Winning isn't everything
Bottoms and breasts tribunal case leaves Claimant with a pyrrhic victory and little compensation.

Winning isn’t everything
An employment tribunal case which has recently been reported in the press1, no doubt because it involved breasts and bottoms, has shown that even when claimants win they don’t always come away with a fat tribunal award against their ex employer.
In J Taylor v Grwp Llandrillo Menai, Mr Taylor made a number of claims for disability discrimination, unfair dismissal and breach of contract. The hearing lasted four days and there was a significant amount of evidence given by both sides.
The case centred around Mr Taylor’s dismissal from the college. He was already on a written warning, given in 2018, for harassment and inappropriate behaviour towards a learner by emphasising the word ‘cock’ in a female student’s name2 - not a good start!
Mr Taylor had been diagnosed with Type 1 diabetes which he claimed affected his eyesight and he had to wear contact lenses. On a particular day in 2018, a number of students complained that Mr Taylor had behaved inappropriately towards them by entering their “personal space” and staring at their tops and cleavage. They also said that they had seen him looking at their bottoms as they left the room for a break part way through the lesson.
They described how Mr Taylor set them work and then went around the class, appearing to look at their work but not marking it or commenting on it. They said he was looking down their tops instead of looking at their work. In his defence he claimed that it was due to the fact that he was wearing the wrong contact lenses and his poor eyesight caused him to stare.
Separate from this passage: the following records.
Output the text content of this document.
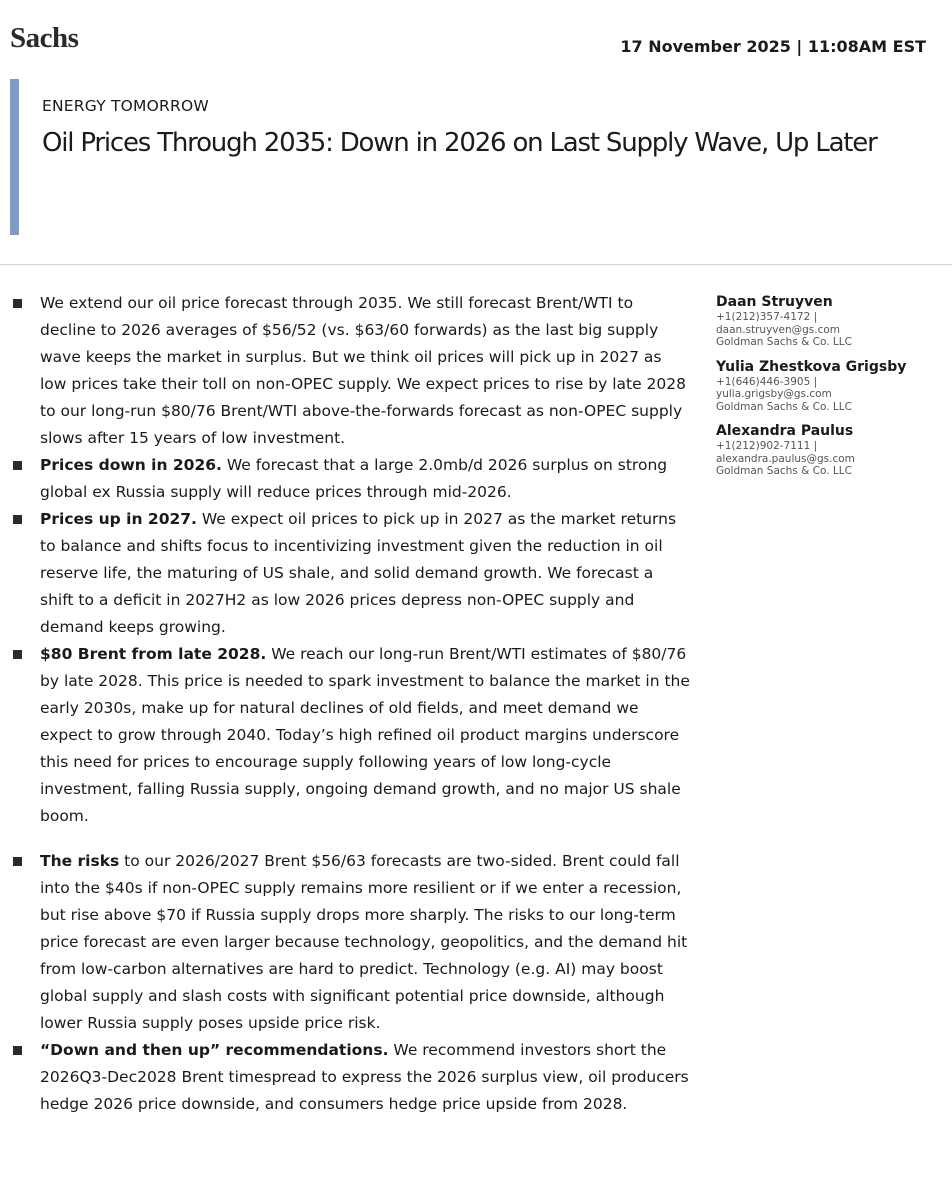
Sachs	17 November 2025 | 11:08AM EST
ENERGY TOMORROW
Oil Prices Through 2035: Down in 2026 on Last Supply Wave, Up Later
We extend our oil price forecast through 2035. We still forecast Brent/WTI to decline to 2026 averages of $56/52 (vs. $63/60 forwards) as the last big supply wave keeps the market in surplus. But we think oil prices will pick up in 2027 as low prices take their toll on non-OPEC supply. We expect prices to rise by late 2028 to our long-run $80/76 Brent/WTI above-the-forwards forecast as non-OPEC supply slows after 15 years of low investment.
Prices down in 2026. We forecast that a large 2.0mb/d 2026 surplus on strong global ex Russia supply will reduce prices through mid-2026.
Prices up in 2027. We expect oil prices to pick up in 2027 as the market returns to balance and shifts focus to incentivizing investment given the reduction in oil reserve life, the maturing of US shale, and solid demand growth. We forecast a shift to a deficit in 2027H2 as low 2026 prices depress non-OPEC supply and demand keeps growing.
$80 Brent from late 2028. We reach our long-run Brent/WTI estimates of $80/76 by late 2028. This price is needed to spark investment to balance the market in the early 2030s, make up for natural declines of old fields, and meet demand we expect to grow through 2040. Today’s high refined oil product margins underscore this need for prices to encourage supply following years of low long-cycle investment, falling Russia supply, ongoing demand growth, and no major US shale boom.
The risks to our 2026/2027 Brent $56/63 forecasts are two-sided. Brent could fall into the $40s if non-OPEC supply remains more resilient or if we enter a recession, but rise above $70 if Russia supply drops more sharply. The risks to our long-term price forecast are even larger because technology, geopolitics, and the demand hit from low-carbon alternatives are hard to predict. Technology (e.g. AI) may boost global supply and slash costs with significant potential price downside, although lower Russia supply poses upside price risk.
“Down and then up” recommendations. We recommend investors short the 2026Q3-Dec2028 Brent timespread to express the 2026 surplus view, oil producers hedge 2026 price downside, and consumers hedge price upside from 2028.
Daan Struyven
+1(212)357-4172 |
daan.struyven@gs.com
Goldman Sachs & Co. LLC
Yulia Zhestkova Grigsby
+1(646)446-3905 |
yulia.grigsby@gs.com
Goldman Sachs & Co. LLC
Alexandra Paulus
+1(212)902-7111 |
alexandra.paulus@gs.com
Goldman Sachs & Co. LLC
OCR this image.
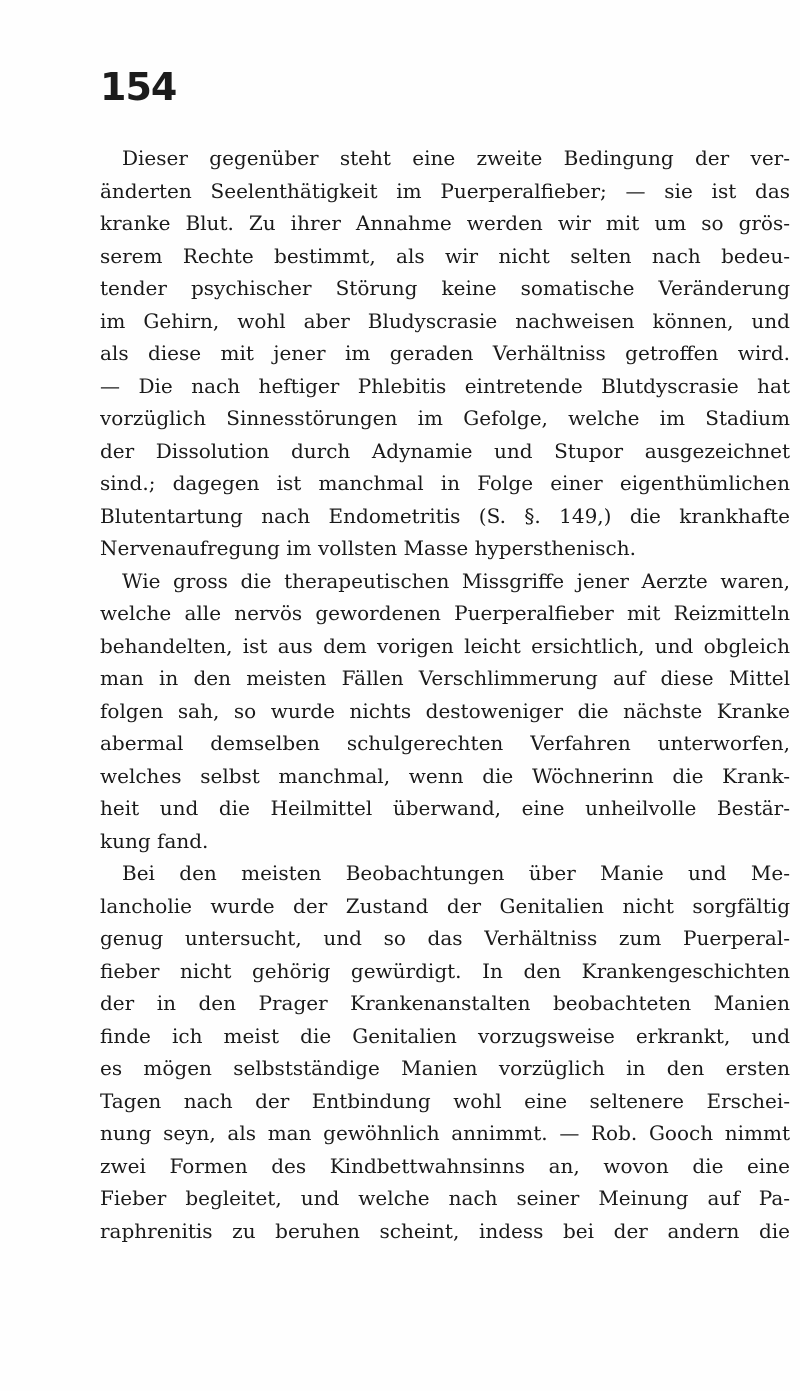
154
Dieser gegenüber steht eine zweite Bedingung der ver-
änderten Seelenthätigkeit im Puerperalfieber; — sie ist das
kranke Blut. Zu ihrer Annahme werden wir mit um so grös-
serem Rechte bestimmt, als wir nicht selten nach bedeu-
tender psychischer Störung keine somatische Veränderung
im Gehirn, wohl aber Bludyscrasie nachweisen können, und
als diese mit jener im geraden Verhältniss getroffen wird.
— Die nach heftiger Phlebitis eintretende Blutdyscrasie hat
vorzüglich Sinnesstörungen im Gefolge, welche im Stadium
der Dissolution durch Adynamie und Stupor ausgezeichnet
sind.; dagegen ist manchmal in Folge einer eigenthümlichen
Blutentartung nach Endometritis (S. §. 149,) die krankhafte
Nervenaufregung im vollsten Masse hypersthenisch.
Wie gross die therapeutischen Missgriffe jener Aerzte waren,
welche alle nervös gewordenen Puerperalfieber mit Reizmitteln
behandelten, ist aus dem vorigen leicht ersichtlich, und obgleich
man in den meisten Fällen Verschlimmerung auf diese Mittel
folgen sah, so wurde nichts destoweniger die nächste Kranke
abermal demselben schulgerechten Verfahren unterworfen,
welches selbst manchmal, wenn die Wöchnerinn die Krank-
heit und die Heilmittel überwand, eine unheilvolle Bestär-
kung fand.
Bei den meisten Beobachtungen über Manie und Me-
lancholie wurde der Zustand der Genitalien nicht sorgfältig
genug untersucht, und so das Verhältniss zum Puerperal-
fieber nicht gehörig gewürdigt. In den Krankengeschichten
der in den Prager Krankenanstalten beobachteten Manien
finde ich meist die Genitalien vorzugsweise erkrankt, und
es mögen selbstständige Manien vorzüglich in den ersten
Tagen nach der Entbindung wohl eine seltenere Erschei-
nung seyn, als man gewöhnlich annimmt. — Rob. Gooch nimmt
zwei Formen des Kindbettwahnsinns an, wovon die eine
Fieber begleitet, und welche nach seiner Meinung auf Pa-
raphrenitis zu beruhen scheint, indess bei der andern die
There was considerable dispute between the Claimant and Respondent as to what actually happened on the day, but in the end the tribunal preferred the evidence of the College and agreed that he had in fact been staring inappropriately at the students. The tribunal also found that the behaviour was not related to his diabetes saying:
. . . the Tribunal finds it very difficult to understand any suggestion that the Claimant’s staring at the bottom of a learner as she was leaving the classroom (as the Tribunal has found occurred) can be in any way related to the Claimant’s disability. Further, the same is true of the Claimant staring at the breasts of the students. Once the Tribunal has concluded that the Claimant was not behaving in a way that has been misinterpreted by the students, the Tribunal comes to the conclusion that it is more likely than not that the Claimant was consciously staring at the students’ bodies and that it was not connected, in any way, to his disability or any issues arising from it.
But the tribunal held the Respondent failed to make a reasonable adjustment in respect of his disability by imposing a practice which put him at a disadvantage to non-disabled employees. This was a side issue in the scheme of things, but potentially could have been costly for the College.
He also claimed he was unfairly dismissed which the tribunal upheld as the investigation process was flawed and there was also a breach of contract claim in which he was partially successful. This concerned the timing of his notification of dismissal for gross misconduct and he was awarded two day’s pay.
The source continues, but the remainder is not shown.